Generate Required Keys¶
The StoreManagerStep
takes care of generating and storing the SPAK
, SPAK Auxiliary
and SPAK Primary
internally. Configure the StoreManagerStep
with auxiliaryParameters
as shown below.
private func configuredStoreManagerStep() -> StoreManagerStep {
let step = StoreManagerStep()
...
step.auxiliaryParameters = getAuxiliaryParameters()
return step
}
func getAuxiliaryParameters() -> AuxiliaryParameters {
let obfuscatedPrimaryKey: [UInt8] = [52, 93, 21, 7, 76, 88, 77, 11, 17, 91, 21, 20, 15, 54, 5, 16, 39, 13, 57, 35, 14, 27, 20, 11, 3, 74, 49, 20, 23, 9, 42, 24, 4, 42, 38, 13, 82, 71, 15, 69, 52, 41, 41, 73]
let apiKeyAuthenticationConfig: APIKeyAuthenticationConfig? = getAPIKeyAuthenticationConfig()
let dataStore = try! AuxiliaryConfiguration.getSharedStore()
let auxDataRequestManager: AuxiliaryDataRequestManager? = try?

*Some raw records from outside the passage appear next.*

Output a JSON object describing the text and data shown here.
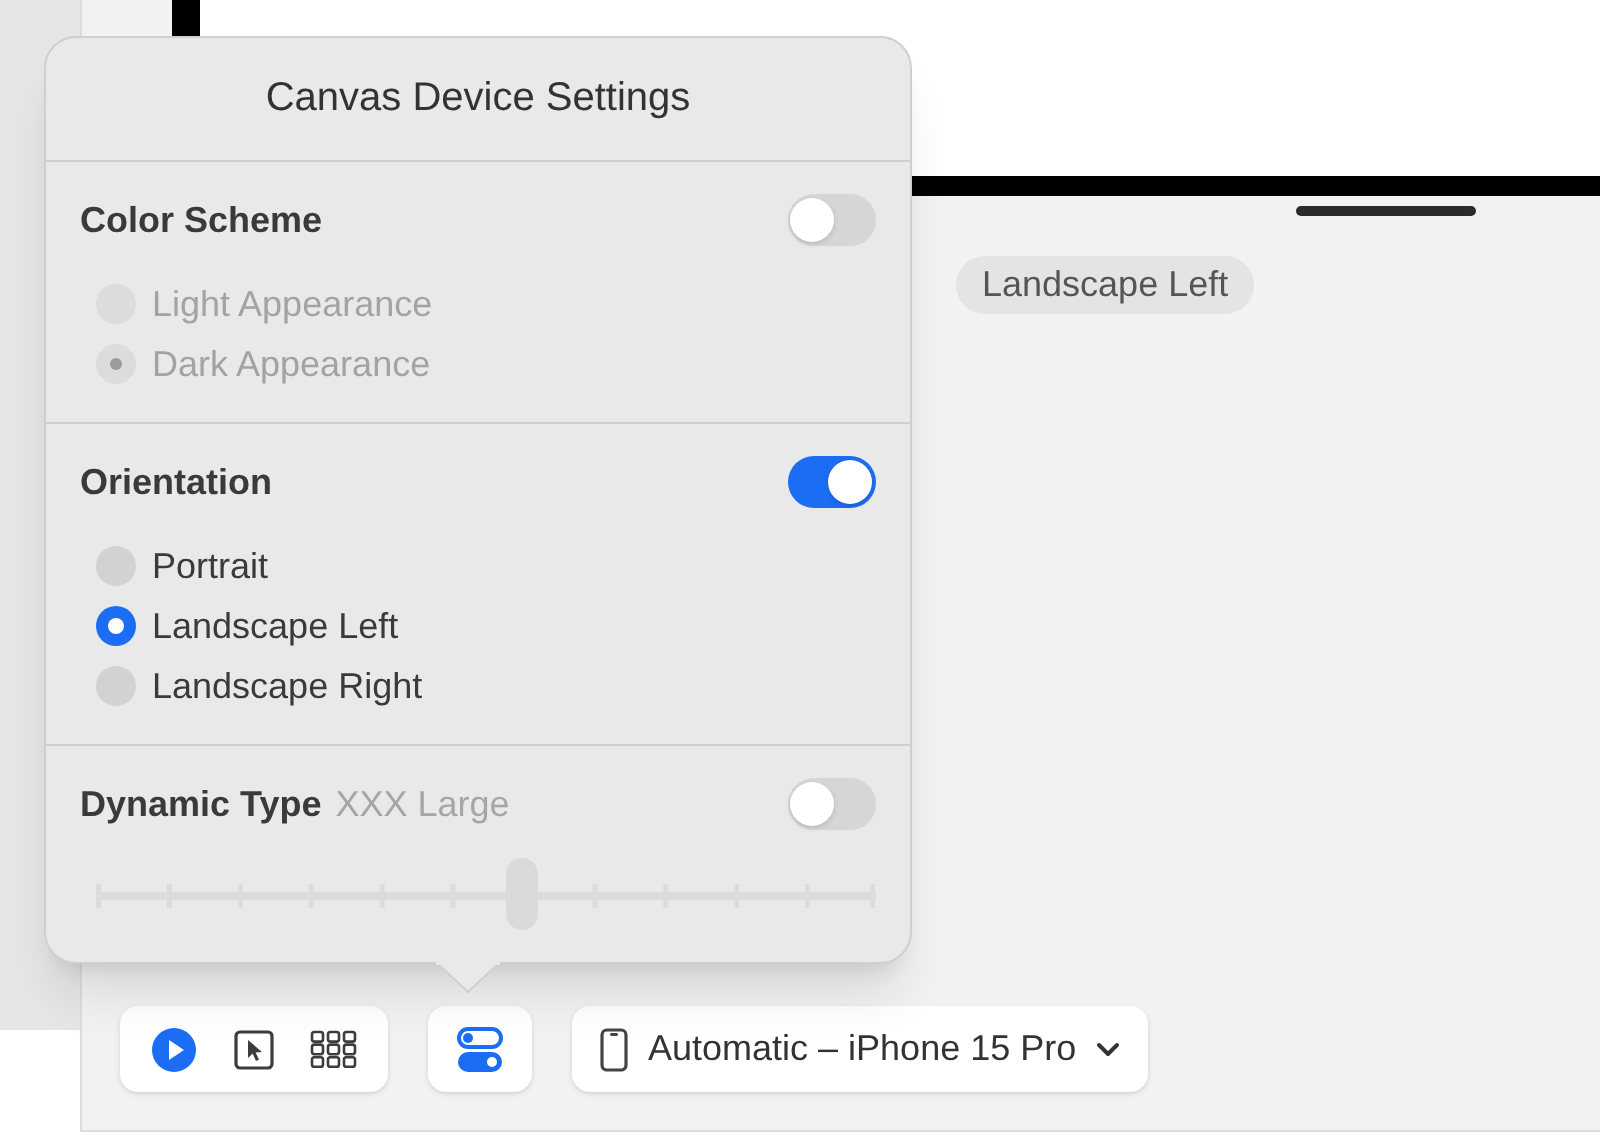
{
  "canvas": {
    "orientation_label": "Landscape Left"
  },
  "popover": {
    "title": "Canvas Device Settings",
    "sections": [
      {
        "kind": "radio",
        "title": "Color Scheme",
        "on": false,
        "options": [
          {
            "label": "Light Appearance",
            "selected": false
          },
          {
            "label": "Dark Appearance",
            "selected": true
          }
        ]
      },
      {
        "kind": "radio",
        "title": "Orientation",
        "on": true,
        "options": [
          {
            "label": "Portrait",
            "selected": false
          },
          {
            "label": "Landscape Left",
            "selected": true
          },
          {
            "label": "Landscape Right",
            "selected": false
          }
        ]
      },
      {
        "kind": "slider",
        "title": "Dynamic Type",
        "value": "XXX Large",
        "on": false,
        "level": 0.545
      }
    ]
  },
  "toolbar": {
    "modes": [
      {
        "kind": "live",
        "selected": true
      },
      {
        "kind": "select",
        "selected": false
      },
      {
        "kind": "variants",
        "selected": false
      }
    ],
    "settings_button": {
      "selected": true
    },
    "device": "Automatic – iPhone 15 Pro"
  }
}
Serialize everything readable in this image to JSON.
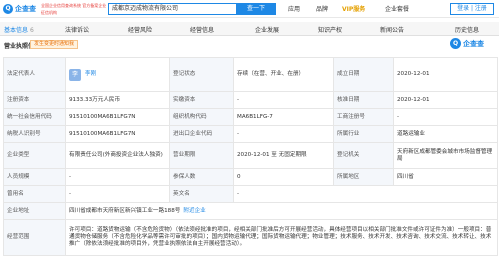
{
  "header": {
    "logo_text": "企查查",
    "badge_text": "全国企业信用查询系统 官方备案企业征信机构",
    "search_value": "成都京迈成物流有限公司",
    "search_button": "查一下",
    "nav": [
      "应用",
      "品牌",
      "VIP服务",
      "企业套餐"
    ],
    "login": "登录 | 注册"
  },
  "tabs": [
    {
      "label": "基本信息",
      "count": "6"
    },
    {
      "label": "法律诉讼",
      "count": ""
    },
    {
      "label": "经营风险",
      "count": ""
    },
    {
      "label": "经营信息",
      "count": ""
    },
    {
      "label": "企业发展",
      "count": ""
    },
    {
      "label": "知识产权",
      "count": ""
    },
    {
      "label": "新闻公告",
      "count": ""
    },
    {
      "label": "历史信息",
      "count": ""
    }
  ],
  "section": {
    "title": "营业执照信息",
    "change_badge": "发生变更时通知我",
    "watermark": "企查查"
  },
  "info": {
    "legal_rep_label": "法定代表人",
    "legal_rep_avatar": "李",
    "legal_rep_name": "李刚",
    "status_label": "登记状态",
    "status_value": "存续（在营、开业、在册）",
    "found_label": "成立日期",
    "found_value": "2020-12-01",
    "reg_cap_label": "注册资本",
    "reg_cap_value": "9133.33万元人民币",
    "paid_cap_label": "实缴资本",
    "paid_cap_value": "-",
    "approve_label": "核准日期",
    "approve_value": "2020-12-01",
    "credit_code_label": "统一社会信用代码",
    "credit_code_value": "91510100MA6B1LFG7N",
    "org_code_label": "组织机构代码",
    "org_code_value": "MA6B1LFG-7",
    "biz_reg_label": "工商注册号",
    "biz_reg_value": "-",
    "tax_id_label": "纳税人识别号",
    "tax_id_value": "91510100MA6B1LFG7N",
    "import_label": "进出口企业代码",
    "import_value": "-",
    "industry_label": "所属行业",
    "industry_value": "道路运输业",
    "type_label": "企业类型",
    "type_value": "有限责任公司(外商投资企业法人独资)",
    "term_label": "营业期限",
    "term_value": "2020-12-01 至 无固定期限",
    "authority_label": "登记机关",
    "authority_value": "天府新区成都管委会城市市场监督管理局",
    "staff_label": "人员规模",
    "staff_value": "-",
    "insured_label": "参保人数",
    "insured_value": "0",
    "region_label": "所属地区",
    "region_value": "四川省",
    "former_label": "曾用名",
    "former_value": "-",
    "english_label": "英文名",
    "english_value": "-",
    "address_label": "企业地址",
    "address_value": "四川省成都市天府新区新兴镇工业一路188号",
    "address_link": "附近企业",
    "scope_label": "经营范围",
    "scope_value": "许可项目：道路货物运输（不含危险货物）（依法须经批准的项目，经相关部门批准后方可开展经营活动，具体经营项目以相关部门批准文件或许可证件为准）一般项目：普通货物仓储服务（不含危险化学品等需许可审批的项目）；国内货物运输代理；国际货物运输代理；物业管理；技术服务、技术开发、技术咨询、技术交流、技术转让、技术推广（除依法须经批准的项目外，凭营业执照依法自主开展经营活动）。"
  }
}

AuxiliaryDataRequestManager(dataStore: dataStore)
let dataContainer: DefaultAuxiliaryDataRequest<WidgetDataKey>? = try? auxDataRequestManager?.getDataRequest()
let eSPAKAuxiliary: Data? = dataContainer?.eSPAKAuxiliary
let onboardingStatusName: String = AuxiliaryConfiguration.onboardingStatusName
return AuxiliaryParameters(sharedStoreName: AuxiliaryConfiguration.sharedStoreName, sharedAccessGroup: AuxiliaryConfiguration.sharedAccessGroup, obfuscatedPrimaryKey: obfuscatedPrimaryKey, eSPAKAuxiliary: eSPAKAuxiliary, apiKeyAuthenicationConfig: apiKeyAuthenticationConfig, onboardingStatusName: onboardingStatusName)
}
Set the SPAK Auxiliary
in All Data Requests¶
All data requests from the widget must be made using the AuxiliaryDataRequest
class from SAPFoundation
, passing in the SPAK Auxiliary
to the eSPAKAux
parameter.
public func initiateDataRequest(requestInfo: WidgetDataKey) throws {
let eSPAKAuxiliary = //fetch the eSPAKAuxiliary
let request = DefaultAuxiliaryDataRequest<YourAuxiliaryDataKey>(info: requestInfo, eSPAKAux: eSPAKAuxiliary, kind: AuxiliaryConfiguration.widgetKind)

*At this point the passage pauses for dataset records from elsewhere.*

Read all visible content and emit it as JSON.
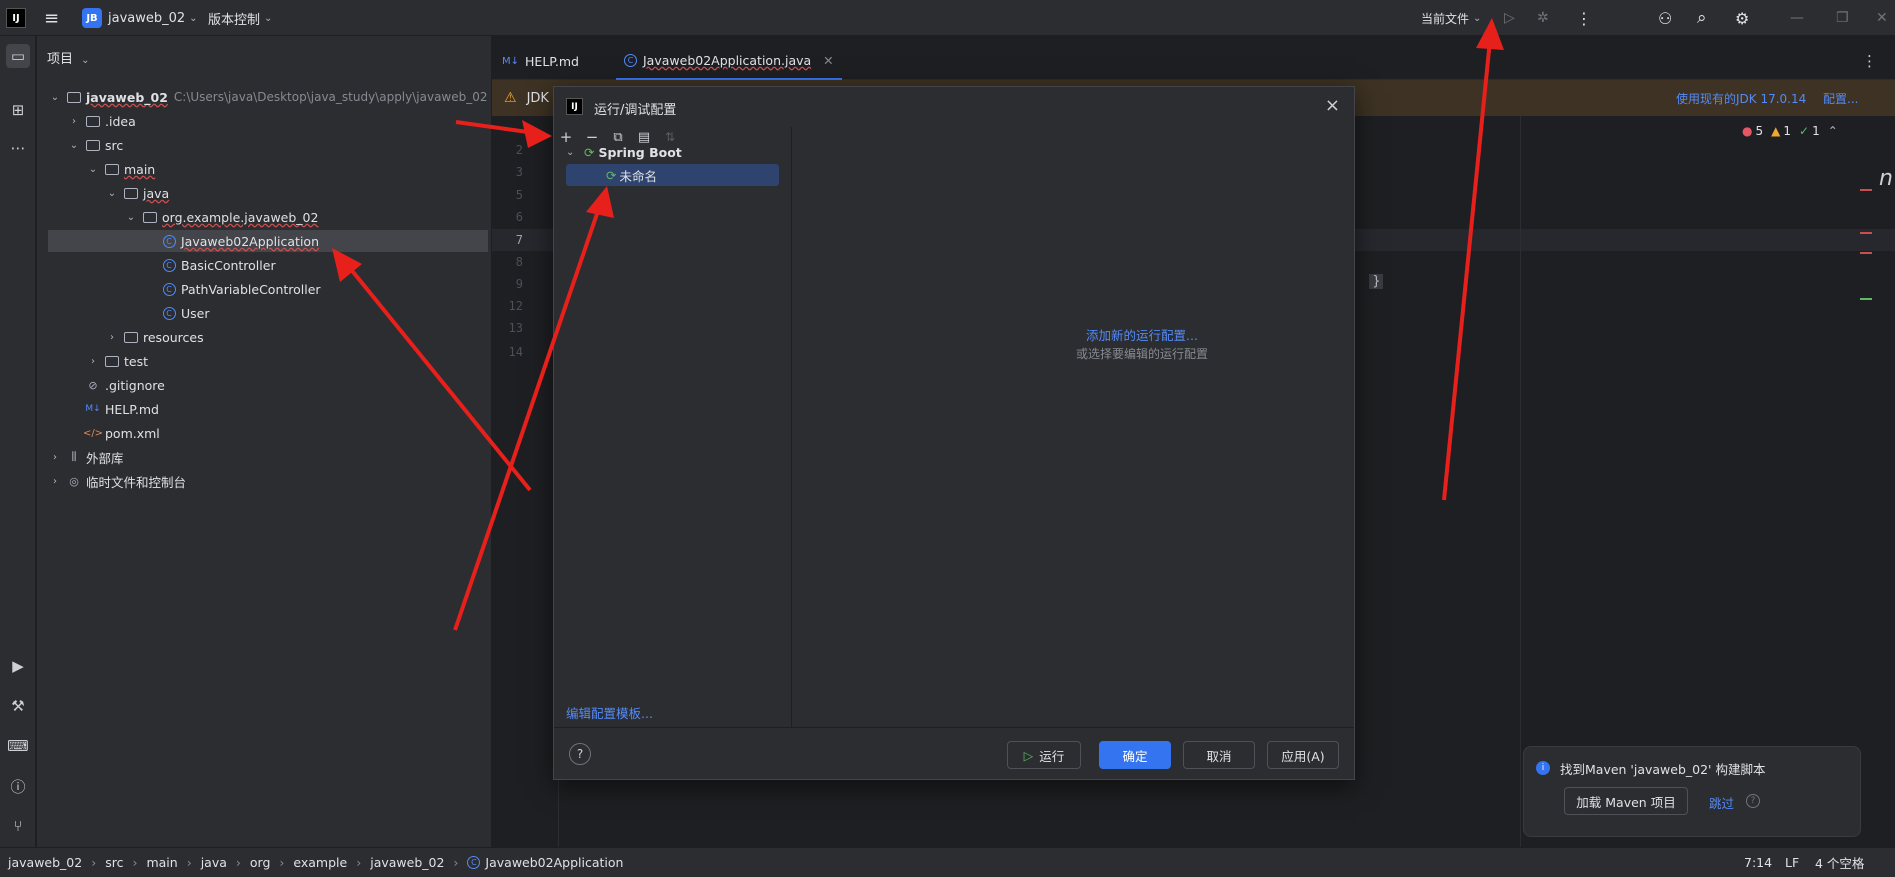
{
  "titlebar": {
    "logo": "IJ",
    "project_badge": "JB",
    "project_name": "javaweb_02",
    "vcs_label": "版本控制",
    "run_target": "当前文件"
  },
  "panel": {
    "title": "项目"
  },
  "tree": [
    {
      "label": "javaweb_02",
      "hint": "C:\\Users\\java\\Desktop\\java_study\\apply\\javaweb_02",
      "type": "module"
    },
    {
      "label": ".idea",
      "type": "folder"
    },
    {
      "label": "src",
      "type": "folder"
    },
    {
      "label": "main",
      "type": "folder"
    },
    {
      "label": "java",
      "type": "folder"
    },
    {
      "label": "org.example.javaweb_02",
      "type": "package"
    },
    {
      "label": "Javaweb02Application",
      "type": "class"
    },
    {
      "label": "BasicController",
      "type": "class"
    },
    {
      "label": "PathVariableController",
      "type": "class"
    },
    {
      "label": "User",
      "type": "class"
    },
    {
      "label": "resources",
      "type": "folder"
    },
    {
      "label": "test",
      "type": "folder"
    },
    {
      "label": ".gitignore",
      "type": "ignore"
    },
    {
      "label": "HELP.md",
      "type": "md"
    },
    {
      "label": "pom.xml",
      "type": "xml"
    },
    {
      "label": "外部库",
      "type": "lib"
    },
    {
      "label": "临时文件和控制台",
      "type": "scratch"
    }
  ],
  "tabs": [
    {
      "label": "HELP.md",
      "prefix": "M↓"
    },
    {
      "label": "Javaweb02Application.java"
    }
  ],
  "banner": {
    "text": "JDK",
    "action1": "使用现有的JDK 17.0.14",
    "action2": "配置..."
  },
  "inspections": {
    "errors": "5",
    "warnings": "1",
    "ok": "1"
  },
  "gutter_lines": [
    "2",
    "3",
    "5",
    "6",
    "7",
    "8",
    "9",
    "12",
    "13",
    "14"
  ],
  "code_fragment": ");",
  "code_brace": "}",
  "dialog": {
    "title": "运行/调试配置",
    "group": "Spring Boot",
    "item": "未命名",
    "add_link": "添加新的运行配置...",
    "hint": "或选择要编辑的运行配置",
    "edit_templates": "编辑配置模板...",
    "help": "?",
    "run_btn": "运行",
    "ok_btn": "确定",
    "cancel_btn": "取消",
    "apply_btn": "应用(A)"
  },
  "notification": {
    "text": "找到Maven 'javaweb_02' 构建脚本",
    "load_btn": "加载 Maven 项目",
    "skip": "跳过"
  },
  "breadcrumb": [
    "javaweb_02",
    "src",
    "main",
    "java",
    "org",
    "example",
    "javaweb_02",
    "Javaweb02Application"
  ],
  "status": {
    "position": "7:14",
    "line_sep": "LF",
    "indent": "4 个空格"
  },
  "right_edge_letter": "n",
  "colors": {
    "accent": "#3574f0",
    "link": "#548af7",
    "annotation_arrow": "#e8201c",
    "warning_bg": "#3d3223"
  }
}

try self.dataRequestManager.putDataRequest(dataRequest: request)
}
Adding Widgets for Released Apps¶
If you have already released your app with the app passcode enabled, then the app passcode needs to be changed. This can be done by triggering the change passcode flow.
This is required to generate a new set of keys to protect the secure store when accessed by both the app and the widget extension.
Configure Your App for Background Tasks¶
To refresh the widget data when the app is in the background, you can use the BackgroundTasks
framework introduced in iOS 13.
To configure your app for background tasks, refer to BGTaskScheduler
| Apple Developer Documentation.
SAPFioriFlows
supports a background flow that allows processing of OnboardingSteps
in the background. All OnboardingSteps
will receive a callback to process background requests. In the OnboardingFlowProvider
, configure the steps that will triggered as part of the background flow.
public var backgroundSteps: [OnboardingStep] {
return [
self.configuredStoreManagerStep(),
self.configuredWelcomeScreenStep(),
CompositeStep(steps: SAPcpmsDefaultSteps.configuration),
OAuth2AuthenticationStep(presenter: FioriASWebAuthenticationSessionPresenter()),
AuxiliaryCommunicationStep(),
]
}
open class AuxiliaryCommunicationStep: OnboardingStep {
public func background(context: OnboardingContext, completionHandler: @escaping (OnboardingResult) -> Void) {
//load data for widget
}
Note
If you use the SAP BTP SDK Assistant for iOS to create your project structure, then the necessary code for widget creation and secure communication is generated.